Pour le Professeur KAMAYEN, la République centrafricaine (RCA) ne produit pas assez pour nourrir sa population et la couverture des besoins alimentaires est loin d’être satisfaisante. Les approvisionnements alimentaires du pays sont relativement dépendants des importations. Outre les approvisionnements des grandes zones de consommation surtout Bangui, la capitale, les dynamiques d’échanges sont fortes entre les régions frontalières et les pays voisins. Les produits alimentaires et les produits pétroliers sont les deux plus importants groupes de produits importés par le pays.

Celui-ci indique que, la production végétale est dominée par les cultures vivrières, surtout le manioc qui constitue l’aliment de base des populations. La production annuelle de cette culture en 2016 est de 705 594 tonnes et concerne 40% des exploitations agricoles. Viennent ensuite l’arachide et le maïs dont les productions s’élèvent respectivement à 117 128 et 93 239 tonnes. Le sorgho, le mil, le sésame, le riz, les cultures maraîchères, l’igname, le taro, ou la banane plantain sont produits en quantités plus faibles et destinés essentiellement à l’autoconsommation. Les performances de ces différentes spéculations sont généralement médiocres.

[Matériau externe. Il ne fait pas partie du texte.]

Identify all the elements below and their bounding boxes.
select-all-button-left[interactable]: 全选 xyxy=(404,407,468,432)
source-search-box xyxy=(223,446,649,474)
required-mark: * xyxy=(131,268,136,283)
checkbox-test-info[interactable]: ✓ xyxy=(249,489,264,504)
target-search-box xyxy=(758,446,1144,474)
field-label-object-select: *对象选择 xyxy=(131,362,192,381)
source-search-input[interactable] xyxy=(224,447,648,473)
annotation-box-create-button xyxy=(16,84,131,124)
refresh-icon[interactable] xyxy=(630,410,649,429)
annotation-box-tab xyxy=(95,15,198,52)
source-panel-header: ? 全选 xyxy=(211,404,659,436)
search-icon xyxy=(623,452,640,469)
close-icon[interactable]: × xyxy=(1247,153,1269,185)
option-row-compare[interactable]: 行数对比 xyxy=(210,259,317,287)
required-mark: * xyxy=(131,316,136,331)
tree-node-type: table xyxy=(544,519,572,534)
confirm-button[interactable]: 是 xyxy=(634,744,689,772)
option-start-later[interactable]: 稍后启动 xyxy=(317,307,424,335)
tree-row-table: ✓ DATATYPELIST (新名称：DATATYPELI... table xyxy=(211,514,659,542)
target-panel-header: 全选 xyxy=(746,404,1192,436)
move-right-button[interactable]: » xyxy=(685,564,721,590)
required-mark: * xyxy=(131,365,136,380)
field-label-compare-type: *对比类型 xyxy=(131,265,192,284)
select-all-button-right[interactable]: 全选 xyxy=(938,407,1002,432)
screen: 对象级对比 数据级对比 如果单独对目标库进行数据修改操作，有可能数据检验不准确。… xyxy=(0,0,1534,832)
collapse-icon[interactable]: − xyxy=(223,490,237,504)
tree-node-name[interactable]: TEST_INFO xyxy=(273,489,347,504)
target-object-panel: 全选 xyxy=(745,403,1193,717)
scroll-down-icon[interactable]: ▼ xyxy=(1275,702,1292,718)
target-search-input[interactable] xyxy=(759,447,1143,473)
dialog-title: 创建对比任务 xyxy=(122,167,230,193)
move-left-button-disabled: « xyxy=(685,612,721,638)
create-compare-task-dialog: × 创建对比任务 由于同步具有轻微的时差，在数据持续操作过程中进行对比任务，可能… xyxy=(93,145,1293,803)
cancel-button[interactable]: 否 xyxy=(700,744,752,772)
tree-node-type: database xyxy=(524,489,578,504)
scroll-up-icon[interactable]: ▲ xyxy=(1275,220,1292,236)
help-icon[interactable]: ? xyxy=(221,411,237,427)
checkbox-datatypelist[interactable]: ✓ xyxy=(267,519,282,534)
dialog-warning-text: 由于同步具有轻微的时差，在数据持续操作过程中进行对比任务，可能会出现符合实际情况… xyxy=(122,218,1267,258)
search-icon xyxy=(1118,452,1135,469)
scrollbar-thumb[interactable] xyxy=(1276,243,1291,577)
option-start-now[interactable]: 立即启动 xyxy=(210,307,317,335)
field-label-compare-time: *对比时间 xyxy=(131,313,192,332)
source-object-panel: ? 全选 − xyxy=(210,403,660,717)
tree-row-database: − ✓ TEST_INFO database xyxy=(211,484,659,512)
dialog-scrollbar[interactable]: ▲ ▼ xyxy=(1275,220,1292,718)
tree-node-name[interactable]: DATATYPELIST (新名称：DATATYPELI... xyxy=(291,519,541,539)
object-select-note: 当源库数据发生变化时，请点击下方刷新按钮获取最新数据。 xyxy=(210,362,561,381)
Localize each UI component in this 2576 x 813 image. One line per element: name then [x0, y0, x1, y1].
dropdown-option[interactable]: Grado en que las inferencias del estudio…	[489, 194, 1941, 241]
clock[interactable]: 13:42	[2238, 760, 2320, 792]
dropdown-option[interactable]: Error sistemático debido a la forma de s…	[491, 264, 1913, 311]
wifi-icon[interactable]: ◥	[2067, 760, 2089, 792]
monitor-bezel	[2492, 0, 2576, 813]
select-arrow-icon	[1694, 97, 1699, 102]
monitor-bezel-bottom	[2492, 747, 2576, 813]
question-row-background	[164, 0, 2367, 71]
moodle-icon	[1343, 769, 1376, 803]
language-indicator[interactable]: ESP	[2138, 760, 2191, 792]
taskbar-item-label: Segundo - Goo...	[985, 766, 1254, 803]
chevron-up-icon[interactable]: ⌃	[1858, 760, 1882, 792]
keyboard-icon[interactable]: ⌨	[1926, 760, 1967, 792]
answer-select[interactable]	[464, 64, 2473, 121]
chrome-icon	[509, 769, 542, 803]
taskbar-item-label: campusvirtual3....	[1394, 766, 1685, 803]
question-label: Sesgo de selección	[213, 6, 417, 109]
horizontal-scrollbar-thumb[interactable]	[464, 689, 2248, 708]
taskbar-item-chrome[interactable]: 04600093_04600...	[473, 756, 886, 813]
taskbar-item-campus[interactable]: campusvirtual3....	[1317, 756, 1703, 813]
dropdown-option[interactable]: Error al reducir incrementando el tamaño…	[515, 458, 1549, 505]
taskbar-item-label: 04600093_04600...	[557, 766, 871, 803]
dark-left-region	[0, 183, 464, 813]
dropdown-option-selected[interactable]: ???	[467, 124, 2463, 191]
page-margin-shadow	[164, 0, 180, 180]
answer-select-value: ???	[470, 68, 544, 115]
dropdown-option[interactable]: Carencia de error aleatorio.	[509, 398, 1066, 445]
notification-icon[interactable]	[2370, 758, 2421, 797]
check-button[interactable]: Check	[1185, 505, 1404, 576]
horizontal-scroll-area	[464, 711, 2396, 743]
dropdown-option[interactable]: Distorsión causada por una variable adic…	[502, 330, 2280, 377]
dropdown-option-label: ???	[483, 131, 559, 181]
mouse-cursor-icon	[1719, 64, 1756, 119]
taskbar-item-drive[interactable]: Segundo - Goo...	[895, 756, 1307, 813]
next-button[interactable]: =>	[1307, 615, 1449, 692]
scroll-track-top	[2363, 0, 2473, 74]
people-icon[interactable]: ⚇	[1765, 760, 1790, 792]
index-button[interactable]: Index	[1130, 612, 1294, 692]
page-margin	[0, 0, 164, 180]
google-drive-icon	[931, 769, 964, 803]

A titre d’exemple, le Professeur KAMAYEN met en exergue le niveau de production de manioc en 2016 qui correspond à une disponibilité par tête d’habitant de l’ordre de 163 kg/an alors qu’il en résulte un déficit moyen annuel de manioc de 115 889 tonnes. Le déficit en céréales pour la même période est estimé à 195 000 tonnes.

Les résultats de ces recherches font état de ce que les palmeraies exploitées par la Centrafricaine des Palmiers (CENTRAPALM) sur une superficie de 2500 ha et les plantations de canne à sucre (1500 ha) de la Sucrerie Africaine (SUCAF-RCA) sont difficilement rentables dans les conditions actuelles de production et les tonnages obtenus, avec respectivement 2000 tonnes d’huile de palme et 10 000 tonnes de sucre en 2017. Ces produits sont très insuffisants pour satisfaire le marché intérieur dont les besoins annuels sont respectivement de l’ordre de 20 000 et 35 000 tonnes.

A en croire les données de ces recherches, la production animale est dominée par la viande de bœuf et la viande de chasse. La viande, principale source de protéines animales pour la population centrafricaine, est tirée essentiellement de la consommation bovine dont le nombre de tête de bovins au plan national est estimé à 3 950 000 en 2012 et du petit bétail à 5 933 000 caprins. Cependant l’on a totalisé dans la même année 2012 un nombre de 403 000 têtes d’ovins, 1 068 000 de têtes de porcins et 6 552 000 volailles.

Cette consommation est estimée à 30 kg/personne/an pour la capitale Bangui et 17 kg/personne/an pour les autres zones urbaines et rurales (Ministère de l’Agriculture et du Développement Rural, 2004). La production locale du lait et produits laitiers reste très faible et elle est surtout auto-consommée par les éleveurs peuls.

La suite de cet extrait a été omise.